"Would you like a slice of irony with your protest pie?"

Sep 04, 2008 09:45

Last night I went to a Toronto Town Hall meeting about the recent funding cuts directed at the Canadian film and television industry. I posted about it a couple of days ago, but long story short...the Conservative government have cut $14.5 million from cultural grant programs. Since 2006 they have cut nearly $60 million in arts funding from the federal budget. The Canadian film industry is furious, obviously, and everyone from the National Film Board, the Documentary Filmmakers Association, the Canadian Writers Guild and unions representing behind-the-scenes industry crews, musicians and artists is ready to take some kind of action.

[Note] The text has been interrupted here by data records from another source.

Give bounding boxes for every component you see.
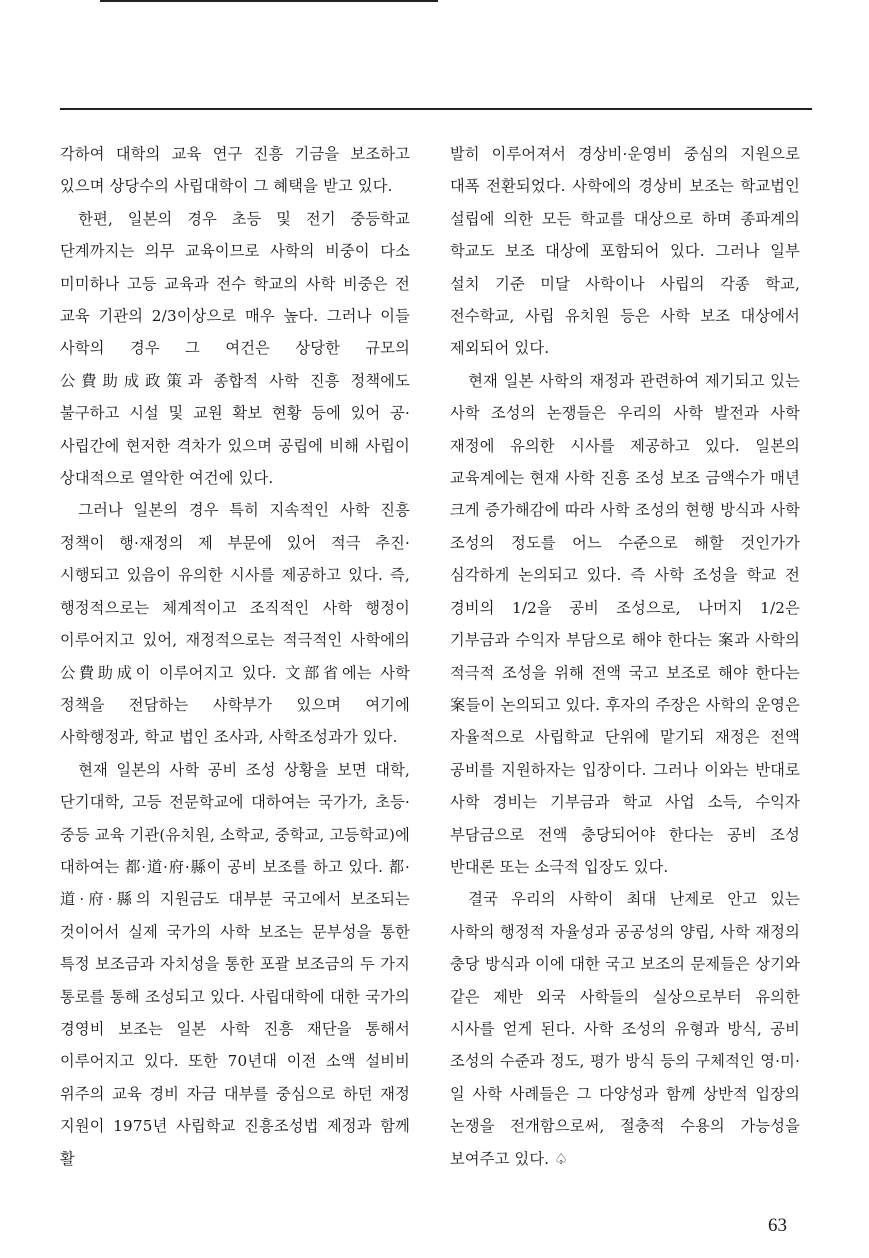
paragraph: 현재 일본의 사학 공비 조성 상황을 보면 대학, 단기대학, 고등 전문학교에 대하여는 국가가, 초등·중등 교육 기관(유치원, 소학교, 중학교, 고등학교)에 대하여는 都·道·府·縣이 공비 보조를 하고 있다. 都·道·府·縣의 지원금도 대부분 국고에서 보조되는 것이어서 실제 국가의 사학 보조는 문부성을 통한 특정 보조금과 자치성을 통한 포괄 보조금의 두 가지 통로를 통해 조성되고 있다. 사립대학에 대한 국가의 경영비 보조는 일본 사학 진흥 재단을 통해서 이루어지고 있다. 또한 70년대 이전 소액 설비비 위주의 교육 경비 자금 대부를 중심으로 하던 재정 지원이 1975년 사립학교 진흥조성법 제정과 함께 활 <box>60 760 410 1168</box>
paragraph: 각하여 대학의 교육 연구 진흥 기금을 보조하고 있으며 상당수의 사립대학이 그 혜택을 받고 있다. <box>60 145 410 196</box>
paragraph: 결국 우리의 사학이 최대 난제로 안고 있는 사학의 행정적 자율성과 공공성의 양립, 사학 재정의 충당 방식과 이에 대한 국고 보조의 문제들은 상기와 같은 제반 외국 사학들의 실상으로부터 유의한 시사를 얻게 된다. 사학 조성의 유형과 방식, 공비 조성의 수준과 정도, 평가 방식 등의 구체적인 영·미·일 사학 사례들은 그 다양성과 함께 상반적 입장의 논쟁을 전개함으로써, 절충적 수용의 가능성을 보여주고 있다. ♤ <box>450 890 800 1168</box>
header-rule <box>60 108 812 110</box>
right-column <box>450 138 800 1175</box>
left-column <box>60 138 410 1175</box>
paragraph: 한편, 일본의 경우 초등 및 전기 중등학교 단계까지는 의무 교육이므로 사학의 비중이 다소 미미하나 고등 교육과 전수 학교의 사학 비중은 전 교육 기관의 2/3이상으로 매우 높다. 그러나 이들 사학의 경우 그 여건은 상당한 규모의 公費助成政策과 종합적 사학 진흥 정책에도 불구하고 시설 및 교원 확보 현황 등에 있어 공·사립간에 현저한 격차가 있으며 공립에 비해 사립이 상대적으로 열악한 여건에 있다. <box>60 209 410 488</box>
page-number: 63 <box>768 1215 787 1236</box>
paragraph: 발히 이루어져서 경상비·운영비 중심의 지원으로 대폭 전환되었다. 사학에의 경상비 보조는 학교법인 설립에 의한 모든 학교를 대상으로 하며 종파계의 학교도 보조 대상에 포함되어 있다. 그러나 일부 설치 기준 미달 사학이나 사립의 각종 학교, 전수학교, 사립 유치원 등은 사학 보조 대상에서 제외되어 있다. <box>450 145 800 358</box>
paragraph: 그러나 일본의 경우 특히 지속적인 사학 진흥 정책이 행·재정의 제 부문에 있어 적극 추진·시행되고 있음이 유의한 시사를 제공하고 있다. 즉, 행정적으로는 체계적이고 조직적인 사학 행정이 이루어지고 있어, 재정적으로는 적극적인 사학에의 公費助成이 이루어지고 있다. 文部省에는 사학 정책을 전담하는 사학부가 있으며 여기에 사학행정과, 학교 법인 조사과, 사학조성과가 있다. <box>60 501 410 747</box>
header-stub-line <box>100 0 438 2</box>
paragraph: 현재 일본 사학의 재정과 관련하여 제기되고 있는 사학 조성의 논쟁들은 우리의 사학 발전과 사학 재정에 유의한 시사를 제공하고 있다. 일본의 교육계에는 현재 사학 진흥 조성 보조 금액수가 매년 크게 증가해감에 따라 사학 조성의 현행 방식과 사학 조성의 정도를 어느 수준으로 해할 것인가가 심각하게 논의되고 있다. 즉 사학 조성을 학교 전 경비의 1/2을 공비 조성으로, 나머지 1/2은 기부금과 수익자 부담으로 해야 한다는 案과 사학의 적극적 조성을 위해 전액 국고 보조로 해야 한다는 案들이 논의되고 있다. 후자의 주장은 사학의 운영은 자율적으로 사립학교 단위에 맡기되 재정은 전액 공비를 지원하자는 입장이다. 그러나 이와는 반대로 사학 경비는 기부금과 학교 사업 소득, 수익자 부담금으로 전액 충당되어야 한다는 공비 조성 반대론 또는 소극적 입장도 있다. <box>450 371 800 876</box>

As part of the plan to draw attention to the problem, some members of the group coordinating the event I attended have planned a rally during the opening gala of the Toronto Film Festival. The gala opening will be attended by the Minister of Finance, Jim Flaherty, and the group is using his visit to protest the rapid defunding of Canadian arts programs and the diversion of those funds to military spending and Canada's continued presence in Afghanistan. The slogan of the rally is, "Fund the Arts, Not War."

So basically a coalition of artists from the Canadian film and television industry is going to be staging a protest at the world premiere of Paul Gross' Passchendaele, which is a) the most expensive Canadian film ever made (and therefore probably the most reliant on government grants, loans and tax credits) b) the first Canadian film made about Canada's role in the Great War (um, not that it's glorifying war, necessarily, but...yeah) and c) the Canadian film that has the widest distribution push in our nation's history, and probably the one homegrown film most Canadians will ever see.

The ironies are pretty much endless, here.

I'm behind on comments and dS Match stuff, and I apologize. I have to do some frantic cleaning so meresy can sleep here tonight without catching THE PLAGUE, and then it's off to Toronto for the aforementioned Passchendaele screening and the opening of the Toronto Film Festival. Catch you later, chickadees!